Can you tell us what you've been up to recently and about your new album?

UG: My Mother The Vent is going to come out through Upset The Rhythm! after a long, long debacle of delays and hold-ups, which I won’t go into the specifics of. Our buddy Shakeeb Abu-Hamdan (Keeby) recorded and mixed it and Rashad Becker at D&M did the mastering. They did an excellent job! It sounds really sci-fi, haha. It is strange to hear our music in such high fidelity. With all that said though, unfortunately the recording was actually finished in late 2016 so the material isn’t exactly fresh by this point. But we do still play it live so it’s not so bad. People who have seen us play a lot will know these songs well by now hopefully! My only regret about the record other than its massive lateness is that I had to record my vocals when I was suffering from acid reflux induced voice loss and so I feel they are not my best. However, not to worry!

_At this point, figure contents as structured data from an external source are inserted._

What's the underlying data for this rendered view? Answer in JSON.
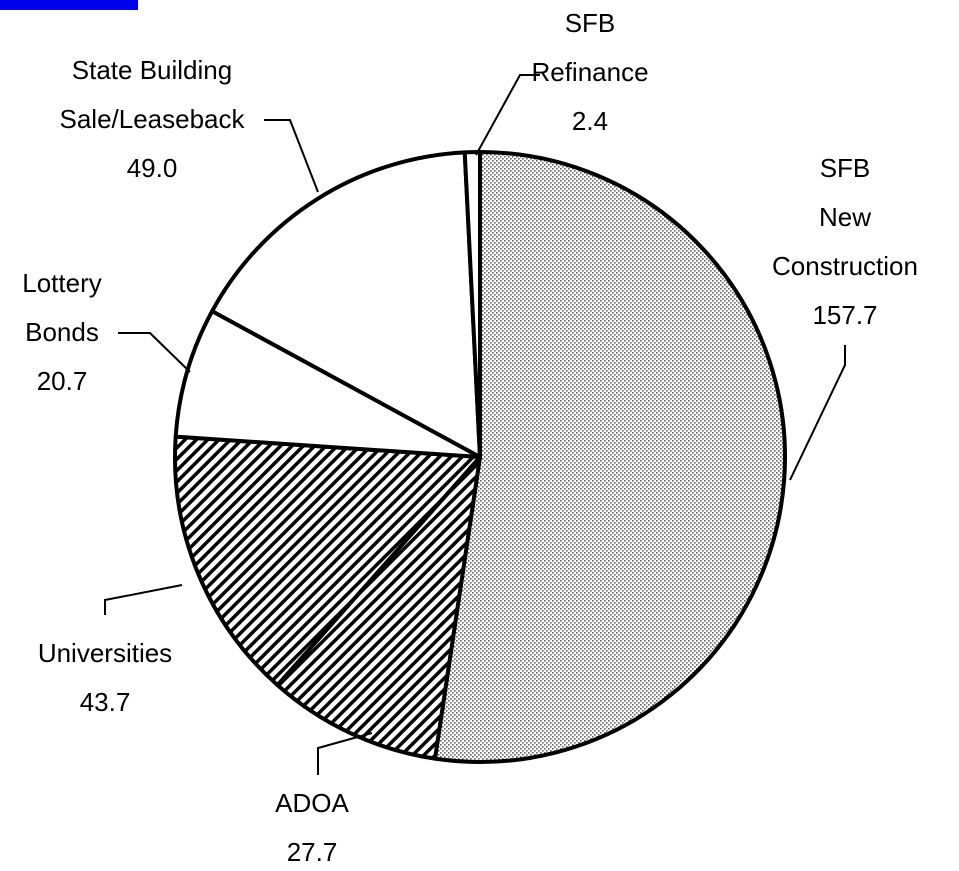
{
  "chart_data": {
    "type": "pie",
    "categories": [
      "SFB\nNew\nConstruction",
      "ADOA",
      "Universities",
      "Lottery\nBonds",
      "State Building\nSale/Leaseback",
      "SFB\nRefinance"
    ],
    "values": [
      157.7,
      27.7,
      43.7,
      20.7,
      49.0,
      2.4
    ],
    "value_labels": [
      "157.7",
      "27.7",
      "43.7",
      "20.7",
      "49.0",
      "2.4"
    ],
    "fills": [
      "dots",
      "stripes",
      "stripes",
      "white",
      "white",
      "white"
    ]
  }
}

We’ve already recorded the follow-up album Mimicry Ring with much more familiar rough and ready tactics, which will probably also be released by UTR. We’re not sure when that will be, although we’re going to push for as quick a release as possible allowing for some breathing room from the first record. Even the songs from Mimicry Ring are well established in our live sets (there was in fact an ultra-limited cassette release of Mimicry Ring in October 2017 for our short tour/holiday in Belgium and The Netherlands) and so we have already written even newer material, two songs which are most likely going to feature on a split LP release with our comrades in severity CUNTROACHES from Berlin. This sprang up via a proposition from our dear old pal Andy Browntown (ex-Divorce, Kaspar Houser), who is starting a new label. To our continual amazement however, our lack of having a record to sell has not really in any way affected our ability to get gigs. I mean, we just played at Trip Metal 3 in Detroit along with some extra dates in Montreal and Hamilton (which was an incredible, life changing journey throughout). This was a huge success, even though we had basically zero merchandise (we had just ten T-shirts which only arrived in the post by the time we had already left Detroit).

Really, as much as I have for many years vehemently denounced the internet and technological post-modern culture in general, we have to be grateful for its destabilising effect on chronology and the manner in which people hear and consume recorded music (as well as bringing the disparate freak communities together from across the globe), as our situation would have been disastrous ten years ago. It really is a bizarre time to be alive. And it is an even more bizarre time to be making experimental music, where you don’t get booed off stage or play to an empty room, but unbelievably people pay for you to fly to their country to have a musical brain aneurysm on stage for half an hour! We aim to strengthen our fragile minds and bodies so that we can continue to pour every ounce of ourselves into this bizarre and punishing endeavour. Of course, we’re also working on new material, trying to take what we do into even weirder and more challenging territory. More dynamism. There are very extreme high and lows in our sound. We are most definitely a rock band, no doubt we are a rock band, not some noise shit, this is what rock music can be. It’s all rock music. Its abstract and unusual imagining of rock music, but it is rock music, ultimately.

My Mother The Vent is out on 26 October via Upset The Rhythm!